Aminozuren met een vertakte keten zoals leucine, isoleucine en valine.

31
Q

Wat is een normale bloedsuikerspiegel?

A

4-6 mmol/L

32
Q

Hoe wordt de bloedsuikerspiegel normaal gehouden?

A
  • Door de omzetting van glycogeen in glucose en terug.

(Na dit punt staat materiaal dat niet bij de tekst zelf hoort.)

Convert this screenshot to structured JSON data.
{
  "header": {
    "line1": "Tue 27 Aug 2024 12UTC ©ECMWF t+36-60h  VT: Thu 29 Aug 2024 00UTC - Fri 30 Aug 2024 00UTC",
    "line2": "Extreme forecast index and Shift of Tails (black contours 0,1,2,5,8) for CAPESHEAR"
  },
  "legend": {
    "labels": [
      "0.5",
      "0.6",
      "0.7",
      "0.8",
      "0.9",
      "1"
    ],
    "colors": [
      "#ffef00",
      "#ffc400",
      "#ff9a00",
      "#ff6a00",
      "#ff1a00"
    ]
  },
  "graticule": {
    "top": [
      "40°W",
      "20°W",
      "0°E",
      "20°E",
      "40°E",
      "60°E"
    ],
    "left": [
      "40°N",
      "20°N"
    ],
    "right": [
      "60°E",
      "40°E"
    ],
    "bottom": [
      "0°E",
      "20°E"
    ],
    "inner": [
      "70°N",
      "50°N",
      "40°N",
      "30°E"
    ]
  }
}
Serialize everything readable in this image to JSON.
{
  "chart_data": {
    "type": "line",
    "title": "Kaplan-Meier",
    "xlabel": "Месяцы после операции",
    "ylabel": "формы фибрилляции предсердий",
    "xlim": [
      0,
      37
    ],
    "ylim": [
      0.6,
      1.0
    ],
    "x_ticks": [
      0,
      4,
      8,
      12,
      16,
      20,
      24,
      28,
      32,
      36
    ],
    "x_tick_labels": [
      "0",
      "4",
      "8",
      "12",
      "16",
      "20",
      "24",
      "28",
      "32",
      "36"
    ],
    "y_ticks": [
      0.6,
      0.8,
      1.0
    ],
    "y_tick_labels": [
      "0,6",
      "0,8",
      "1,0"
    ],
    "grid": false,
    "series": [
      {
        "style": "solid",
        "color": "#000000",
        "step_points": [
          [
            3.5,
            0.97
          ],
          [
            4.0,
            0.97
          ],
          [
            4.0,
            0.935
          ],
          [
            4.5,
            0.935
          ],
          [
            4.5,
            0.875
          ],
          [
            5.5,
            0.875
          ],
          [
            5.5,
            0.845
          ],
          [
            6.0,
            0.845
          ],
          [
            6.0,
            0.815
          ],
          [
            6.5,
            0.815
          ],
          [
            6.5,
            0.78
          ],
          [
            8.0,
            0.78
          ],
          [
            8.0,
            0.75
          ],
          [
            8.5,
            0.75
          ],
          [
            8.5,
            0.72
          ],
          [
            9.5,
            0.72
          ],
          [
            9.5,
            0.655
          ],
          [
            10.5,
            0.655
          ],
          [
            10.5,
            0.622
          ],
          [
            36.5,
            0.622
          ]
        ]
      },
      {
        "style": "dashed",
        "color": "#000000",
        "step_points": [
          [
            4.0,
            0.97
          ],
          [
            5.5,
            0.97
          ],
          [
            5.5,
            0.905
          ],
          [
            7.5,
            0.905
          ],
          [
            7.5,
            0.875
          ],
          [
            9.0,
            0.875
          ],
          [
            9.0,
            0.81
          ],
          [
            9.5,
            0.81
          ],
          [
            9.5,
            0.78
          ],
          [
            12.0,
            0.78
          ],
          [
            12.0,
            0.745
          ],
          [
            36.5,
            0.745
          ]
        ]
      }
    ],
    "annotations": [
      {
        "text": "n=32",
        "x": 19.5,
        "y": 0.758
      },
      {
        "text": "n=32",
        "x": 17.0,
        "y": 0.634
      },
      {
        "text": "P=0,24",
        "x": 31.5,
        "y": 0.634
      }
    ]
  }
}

- Door de aanmaak van nieuw glucose uit aminozuren (gluconeogenese).

33
Q

Hoe heet de cyclus die lactaat terug voert naar de lever?

A

Cori-cyclus

34
Q

Wat gebeurt er met glucagon en insuline tijdens het vasten?

A
  • Insuline daalt

- Glucagon stijgt

35
Q

Door stimulatie van welke stoffen wordt HSL geconverteerd in het vetweefsel?

A

Door stimulatie van glucagon en adrenaline

36
Q

Hoe worden vrije vetzuren (omgezet in TG) terug gegeven aan het lichaam?

A
  • Via VLDL
  • Opgenomen in de citroenzuurcyclus en gebruikt voor de aanmaak van ATP
  • Omgezet in FFA-CoA > ketonlichamen in mitochondrien van de hepatocyt
37
Q

Waardoor verschuift de balans tussen eiwitsynthese en eiwitafbraak naar netto eiwit afbraak en de vrijmaking van aminozuren?

A

Door laag insuline en verhoging van cortisol en SH

38
Q

In welke vorm wordt een aminogroep getransporteerd naar de lever?

A

Als alanine of glutamine

39
Q

Wanneer is het C-skelet bruikbaar voor gluconeogenese/ketogenese?

A

Na verwijdering van de aminogroep door transaminering van glutamaat

40
Q

Hoe heten aminozuren die een netto synthese van oxaalacetaat of pyruvaat geven?

A

Glycogeen

41
Q

Hoe heten aminozuren die gemetaboliseerd worden?

A

Ketogeen

42
Q

Welke synthese is bij de gluconeogenese essentieel?

A

Synthese van ureum

43
Q

Door wat wordt de omzetting van glucose naar glucose-6P uitgevoerd?

A

Door glucokinase

44
Q

Kenmerken van glucokinase zijn?

A
  • Hoge Km voor glucose

- Wordt aangemaakt o.i.v. insuline

45
Q

Waardoor wordt leverglycogeen in de early refed state heel snel hersteld, ondanks dat er weinig glucose uit de bloedbaan kan worden opgenomen?

A

Door de gluconeogenese uit glycogeen en aminozuren zijn er hoge glucosespiegels in de lever, hierdoor kan er geen glucose worden opgenomen in de lever.

46
Q

Via welke transporter verloopt glucose opname in de spier- en vetcellen?

A

Via GLUT4, die aanwezig is in intracellulaire membraanblaasjes

47
Q

Door wat wordt glucose > glucose-6P omgezet?

A

Door hexokinase

48
Q

Kenmerken van hexokinase zijn?

A
  • Lage Km voor glucose

- Onafhankelijk van insuline

49
Q

Waardoor is glucose opname in de spier direct na de early refed state actief?

A

Omdat er sprake is van een hoge insulinespiegel na het eten

50
Q

Waarom loopt de verwerking in het lichaam van de uit de voedings verkregen vetzuren in early-refed state hetzelfde als in de well-fed state?

A

Omdat de weg naar het maken van chylomicronen om de vetzuren op te vangen al langer duurt. Tegen de tijd dat de vetzuren ingepakt zijn en de weefsel bereiken, zijn die al klaar om ze te verwerken.